Radio SRF 1: «Daniele Ganser est historien et chercheur dans le domaine de la paix. Il nous dit par exemple qu’il ne faut pas regarder des vidéos et des images de catastrophes ou d’attentats terroristes quand ils viennent d’avoir lieu, il faut si possible les éviter, même si cela est souvent très difficile. Si l’on a néanmoins regardé une telle vidéo ou de telles images d’horreurs, les aspects suivants sont importants:

Daniele Ganser: Je pense qu’il faut essayer de classifier ce qu’on a vu. Il faut absolument stabiliser l’image de l’homme. Il ne faut pas penser que tous les hommes veulent tuer leurs semblables. Sinon, on obtient une vue très négative sur le monde qui n’est nullement justifiée. Il faut se demander: lequel de mes amis, dont je connais le prénom, a déjà tué quelqu’un? Alors on réalise qu’on ne connaît personne. Ou bien, est-ce qu’un de mes amis a déjà été violé? Très probablement personne. Quelqu’un a-t-il déjà torturé une autre personne?
Récemment le rapport de la CIA sur la torture a été publié. On peut y voir, comment ils ont torturé et cela est réellement choquant. Finalement l’image de l’homme se détériore toujours davantage et à la fin on pense que son voisin va prochainement faire exploser une bombe. Ou bien, je pense de mon patron qu’il va me torturer si je ne fais pas … Cela peut aller dans cette direction. Et là, j’aimerais vraiment dire très clairement, que la grande majorité des êtres humains ne veulent pas faire du mal à d’autres. Ils veulent rencontrer leurs amis, ils veulent gagner un peu d’argent, ils veulent partir en vacances, ils veulent tomber amoureux, ils aiment lire un livre, écouter de la musique, etc., toutes des choses normales. C’est ce que la plupart des gens font. Il faut avant tout souligner que les hommes sont des êtres chaleureux et bienveillants. Le problème de ces images d’horreur est qu’on en retient une mauvaise image de l’homme. Alors, il faudrait peut-être plutôt regarder de belles images, se promener dans la nature, observer des couchers du soleil, étudier la structure d’une belle feuille, s’entretenir avec des gens sympathiques – cela aide.

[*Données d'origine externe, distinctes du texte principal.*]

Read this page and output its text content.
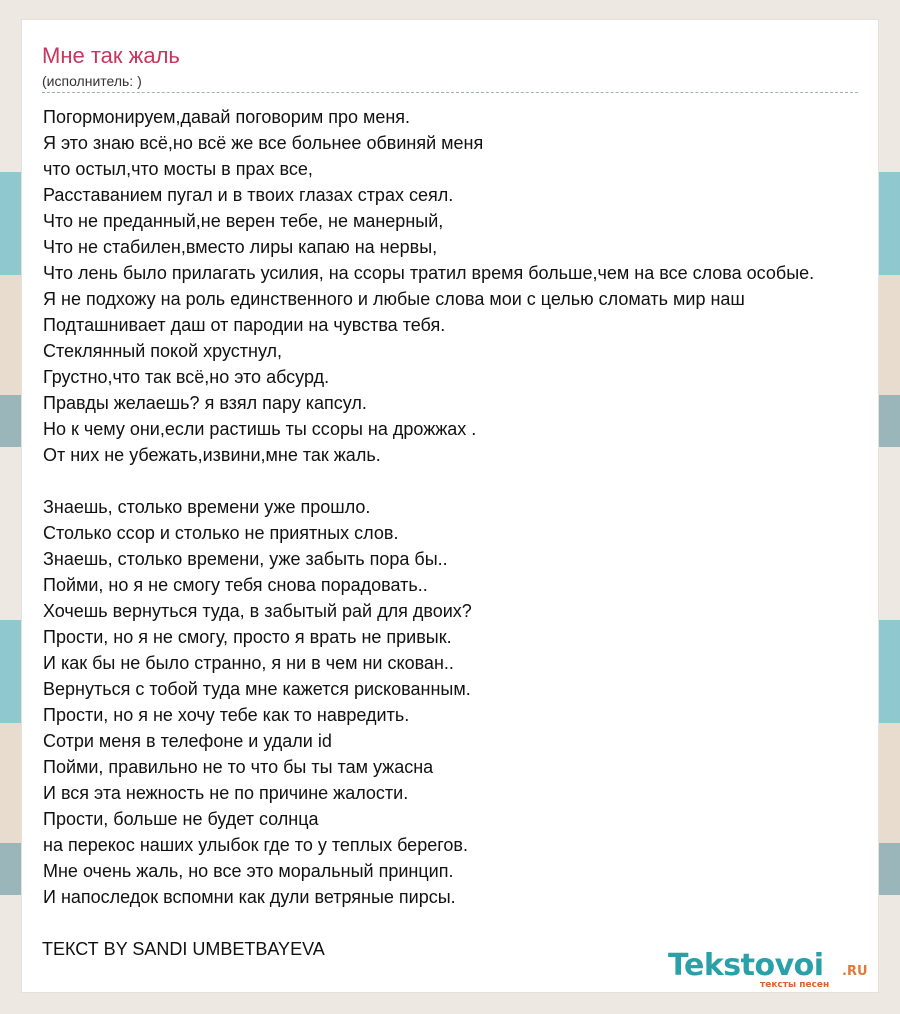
Мне так жаль
(исполнитель: )
Погормонируем,давай поговорим про меня.
Я это знаю всё,но всё же все больнее обвиняй меня
что остыл,что мосты в прах все,
Расставанием пугал и в твоих глазах страх сеял.
Что не преданный,не верен тебе, не манерный,
Что не стабилен,вместо лиры капаю на нервы,
Что лень было прилагать усилия, на ссоры тратил время больше,чем на все слова особые.
Я не подхожу на роль единственного и любые слова мои с целью сломать мир наш
Подташнивает даш от пародии на чувства тебя.
Стеклянный покой хрустнул,
Грустно,что так всё,но это абсурд.
Правды желаешь? я взял пару капсул.
Но к чему они,если растишь ты ссоры на дрожжах .
От них не убежать,извини,мне так жаль.
Знаешь, столько времени уже прошло.
Столько ссор и столько не приятных слов.
Знаешь, столько времени, уже забыть пора бы..
Пойми, но я не смогу тебя снова порадовать..
Хочешь вернуться туда, в забытый рай для двоих?
Прости, но я не смогу, просто я врать не привык.
И как бы не было странно, я ни в чем ни скован..
Вернуться с тобой туда мне кажется рискованным.
Прости, но я не хочу тебе как то навредить.
Сотри меня в телефоне и удали id
Пойми, правильно не то что бы ты там ужасна
И вся эта нежность не по причине жалости.
Прости, больше не будет солнца
на перекос наших улыбок где то у теплых берегов.
Мне очень жаль, но все это моральный принцип.
И напоследок вспомни как дули ветряные пирсы.
ТЕКСТ BY SANDI UMBETBAYEVA	Tekstovoi .RU
тексты песен
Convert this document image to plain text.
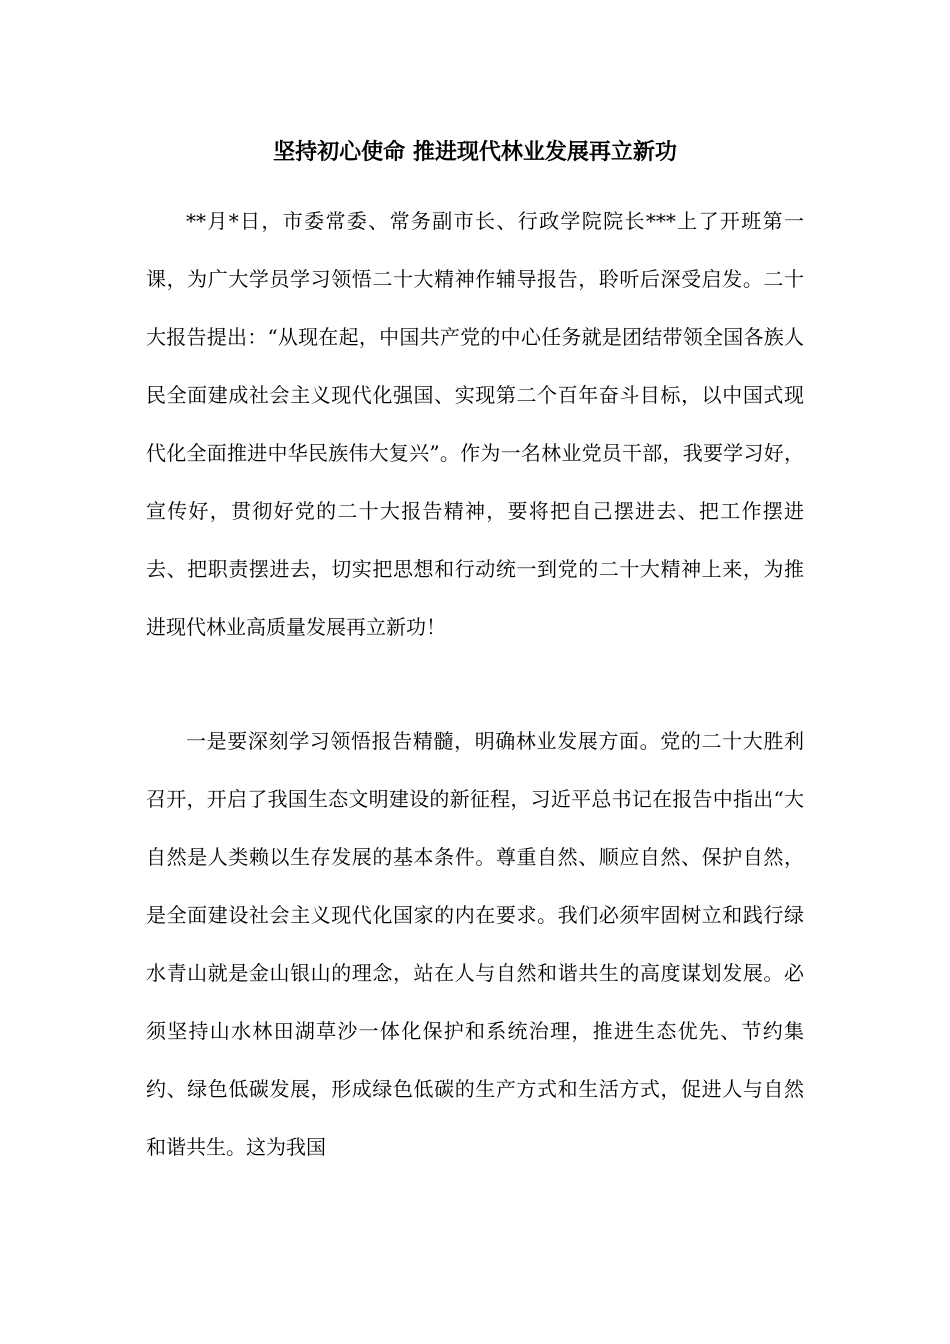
坚持初心使命 推进现代林业发展再立新功

**月*日，市委常委、常务副市长、行政学院院长***上了开班第一课，为广大学员学习领悟二十大精神作辅导报告，聆听后深受启发。二十大报告提出：“从现在起，中国共产党的中心任务就是团结带领全国各族人民全面建成社会主义现代化强国、实现第二个百年奋斗目标，以中国式现代化全面推进中华民族伟大复兴”。作为一名林业党员干部，我要学习好，宣传好，贯彻好党的二十大报告精神，要将把自己摆进去、把工作摆进去、把职责摆进去，切实把思想和行动统一到党的二十大精神上来，为推进现代林业高质量发展再立新功！

一是要深刻学习领悟报告精髓，明确林业发展方面。党的二十大胜利召开，开启了我国生态文明建设的新征程，习近平总书记在报告中指出“大自然是人类赖以生存发展的基本条件。尊重自然、顺应自然、保护自然，是全面建设社会主义现代化国家的内在要求。我们必须牢固树立和践行绿水青山就是金山银山的理念，站在人与自然和谐共生的高度谋划发展。必须坚持山水林田湖草沙一体化保护和系统治理，推进生态优先、节约集约、绿色低碳发展，形成绿色低碳的生产方式和生活方式，促进人与自然和谐共生。这为我国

Malgré cela, quand une telle nouvelle est publiée, que quelque chose de grave s’est passé, on veut en savoir davantage. On veut savoir, ce qui s’est passé et pourquoi cela c’est passé.

Il n’y a rien à redire contre l’intérêt à ce qui se passe dans le monde. Il faut se demander ce qui se passe lors d’un attentat, ou pourquoi on s’attaque à la Syrie, ou que signifie la guerre en Ukraine, ou quel rôle jouent les attaques par drone en Afghanistan? Toutes ces questions sont importantes. Il faut s’intéresser au monde, c’est très précieux. Mais je recommanderais plutôt de lire des livres de non-fiction. Quiconque s’intéresse à la guerre en Syrie devrait lire un livre sur la Syrie de 300 pages environ et il comprendra beaucoup mieux ce qui s’y passe que s’il regarde un petit film de quelques minutes. S’il dit, je n’ai pas envie de lire, alors il serait préférable de regarder un film documentaire d’une soixantaine de minutes préparé par une équipe de journalistes qui s’est approfondie dans le sujet. On aura alors beaucoup plus d’informations. Le cerveau traite beaucoup mieux des informations rassemblés en une heure sur un certain sujet que trois minutes d’images choquantes, puis la chute de Simon Ammann suivi de la météo pour le lendemain et entretemps un appel sur son portable et une réponse à un courriel ou SMS – ce qui est notre vie réelle. Ce morcellement a pour conséquence que très vite, on ne se rappelle de presque plus rien. Nous ne savons plus exactement ce qui s’est passé lors des attentats de Madrid, de Londres ou de New York. Quand on voit les images, on ne sait pas qui sont les acteurs. Nous avons oublié ce qui s’est passé ainsi que tous les détails. Nous ne pouvons pas intégrer de telles informations morcelées dans notre cerveau.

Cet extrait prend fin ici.